DA: 'These deaths cannot be in vain'
By Kim Cobb
LITTLETON Emotionally drained and admittedly troubled by what he's seen this week, the district attorney here pleaded Friday that the massacre at Columbine High School be used as a spark for cultural changes in a country where violent crime committed by children has become horrifyingly common.
"I've talked to most of the families involved in this case, and they've said there has to be some meaning to this," said Jefferson County District Attorney Dave Thomas. "This has to result in something, and I guess that's what I'm trying to express today for some of those families, is, these deaths cannot be in vain.
"We can't walk away from here and wait for the next incident to occur, and then go cover that incident and not learn from this."
"If we as Americans can't seize this moment I'm not sure what else will wake us up. ... Fifteen people met their death on Tuesday of this week in what I believe is one of the most tragic events in American history.
"I don't want my community ... to be remembered forever as the place where that terrible tragedy occurred. I want it to be known as a place where we started to change in this country."

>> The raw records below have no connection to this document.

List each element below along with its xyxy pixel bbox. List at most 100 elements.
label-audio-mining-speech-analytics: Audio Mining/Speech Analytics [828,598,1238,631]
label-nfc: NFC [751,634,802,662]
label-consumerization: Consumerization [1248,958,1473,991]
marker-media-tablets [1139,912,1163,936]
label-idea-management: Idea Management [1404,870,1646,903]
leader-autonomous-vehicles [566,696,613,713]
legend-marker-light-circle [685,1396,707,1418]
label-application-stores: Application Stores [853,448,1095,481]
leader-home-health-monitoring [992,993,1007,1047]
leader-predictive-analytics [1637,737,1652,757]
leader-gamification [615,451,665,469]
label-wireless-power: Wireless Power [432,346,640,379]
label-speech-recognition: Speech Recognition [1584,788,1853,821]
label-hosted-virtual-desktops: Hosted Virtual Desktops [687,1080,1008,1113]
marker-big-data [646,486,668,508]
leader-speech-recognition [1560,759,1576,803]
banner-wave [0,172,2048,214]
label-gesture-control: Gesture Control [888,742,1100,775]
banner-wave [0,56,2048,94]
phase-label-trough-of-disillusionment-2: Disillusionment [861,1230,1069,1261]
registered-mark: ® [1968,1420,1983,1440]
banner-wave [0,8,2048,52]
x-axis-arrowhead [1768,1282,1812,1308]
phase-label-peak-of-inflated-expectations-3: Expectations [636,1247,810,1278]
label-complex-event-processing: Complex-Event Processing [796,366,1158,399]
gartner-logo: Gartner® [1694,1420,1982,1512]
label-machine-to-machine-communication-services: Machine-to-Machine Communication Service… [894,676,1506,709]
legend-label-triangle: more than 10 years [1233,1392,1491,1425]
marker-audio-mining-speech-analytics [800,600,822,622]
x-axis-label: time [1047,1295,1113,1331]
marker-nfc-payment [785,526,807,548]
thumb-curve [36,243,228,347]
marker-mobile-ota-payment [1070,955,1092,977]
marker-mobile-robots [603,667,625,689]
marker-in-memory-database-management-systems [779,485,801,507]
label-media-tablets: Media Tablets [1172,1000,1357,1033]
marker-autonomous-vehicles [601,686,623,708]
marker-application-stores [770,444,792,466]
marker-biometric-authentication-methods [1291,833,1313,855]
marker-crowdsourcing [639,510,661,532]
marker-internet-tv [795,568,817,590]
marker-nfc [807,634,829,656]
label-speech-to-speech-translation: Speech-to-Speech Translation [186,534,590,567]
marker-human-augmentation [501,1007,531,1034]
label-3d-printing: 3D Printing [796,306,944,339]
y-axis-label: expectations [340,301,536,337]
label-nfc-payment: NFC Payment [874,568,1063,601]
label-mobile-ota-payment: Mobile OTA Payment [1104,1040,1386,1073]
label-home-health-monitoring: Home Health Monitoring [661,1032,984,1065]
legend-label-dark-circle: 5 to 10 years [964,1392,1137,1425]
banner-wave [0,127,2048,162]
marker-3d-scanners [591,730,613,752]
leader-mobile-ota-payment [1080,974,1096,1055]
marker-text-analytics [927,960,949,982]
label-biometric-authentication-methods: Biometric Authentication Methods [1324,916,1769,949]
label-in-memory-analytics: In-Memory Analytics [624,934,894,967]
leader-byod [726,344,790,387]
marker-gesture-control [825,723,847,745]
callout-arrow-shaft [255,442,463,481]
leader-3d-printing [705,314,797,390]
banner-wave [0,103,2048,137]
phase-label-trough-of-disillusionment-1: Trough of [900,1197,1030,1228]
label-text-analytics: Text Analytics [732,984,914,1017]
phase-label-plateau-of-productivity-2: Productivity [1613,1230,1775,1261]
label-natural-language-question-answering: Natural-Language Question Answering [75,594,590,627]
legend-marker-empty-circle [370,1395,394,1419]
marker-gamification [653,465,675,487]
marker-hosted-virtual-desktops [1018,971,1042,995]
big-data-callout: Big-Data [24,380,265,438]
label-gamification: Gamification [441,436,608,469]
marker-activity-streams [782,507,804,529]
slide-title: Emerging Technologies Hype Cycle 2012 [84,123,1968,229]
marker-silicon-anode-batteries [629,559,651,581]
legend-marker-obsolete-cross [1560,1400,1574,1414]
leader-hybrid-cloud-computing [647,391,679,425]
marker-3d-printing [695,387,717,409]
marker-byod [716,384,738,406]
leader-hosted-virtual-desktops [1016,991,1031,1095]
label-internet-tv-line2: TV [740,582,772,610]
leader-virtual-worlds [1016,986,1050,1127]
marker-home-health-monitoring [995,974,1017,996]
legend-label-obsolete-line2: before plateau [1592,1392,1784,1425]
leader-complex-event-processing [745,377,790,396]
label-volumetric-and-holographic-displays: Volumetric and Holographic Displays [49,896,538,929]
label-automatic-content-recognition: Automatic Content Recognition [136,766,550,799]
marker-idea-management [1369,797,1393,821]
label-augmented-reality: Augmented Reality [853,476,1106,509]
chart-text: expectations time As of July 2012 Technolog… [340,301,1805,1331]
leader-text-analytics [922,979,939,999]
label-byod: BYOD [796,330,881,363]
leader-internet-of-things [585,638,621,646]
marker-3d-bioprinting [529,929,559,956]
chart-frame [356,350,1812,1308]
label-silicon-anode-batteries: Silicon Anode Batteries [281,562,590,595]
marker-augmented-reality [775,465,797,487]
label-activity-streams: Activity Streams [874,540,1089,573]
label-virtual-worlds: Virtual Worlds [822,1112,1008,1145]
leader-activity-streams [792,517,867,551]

Thomas carries a personal sense of loss over the Columbine shootings. His two grown children attended Columbine High School, and two of his staff members lost family members in the massacre. Thomas had to walk into the carnage in the school library to help identify the grandchild of one of his office investigators.
"I have spent 26 years in the law enforcement profession, and I have never experienced anything like this," said Thomas, who is also a district attorney adviser on the Jon Benet Ramsey murder case in which a young beauty pageant winner was found dead in her home.
He called the school shootings here one of the single most tragic events in the nation's history and said it was a serious commentary on American society. Thomas said he's been asking the same questions others, particularly parents, have been asking about factors that may have contributed to or bolstered the shooters' violent tendencies.
"What I think it's about is cultural change, frankly, and I think it's a huge problem."
He said he was talking about a percentage of young people, however small, who can commit violent acts without any empathy, without any feeling.
"And I've seen some of these kids who can talk about blowing somebody's head off without any feeling of what that means. That's the kind of cultural change I'm talking about," Thomas said.
"Somehow we've allowed to grow within our communities some people without feelings, with the ability to go into a school and literally plan to destroy the entire building. I don't know if that's difficult for you to grasp. That's very difficult for me to grasp."
He asked for cooperation from the nation's news media, and called for a locally generated cooperative effort between Littleton and other communities which have been rocked by school shootings to research solutions to school violence.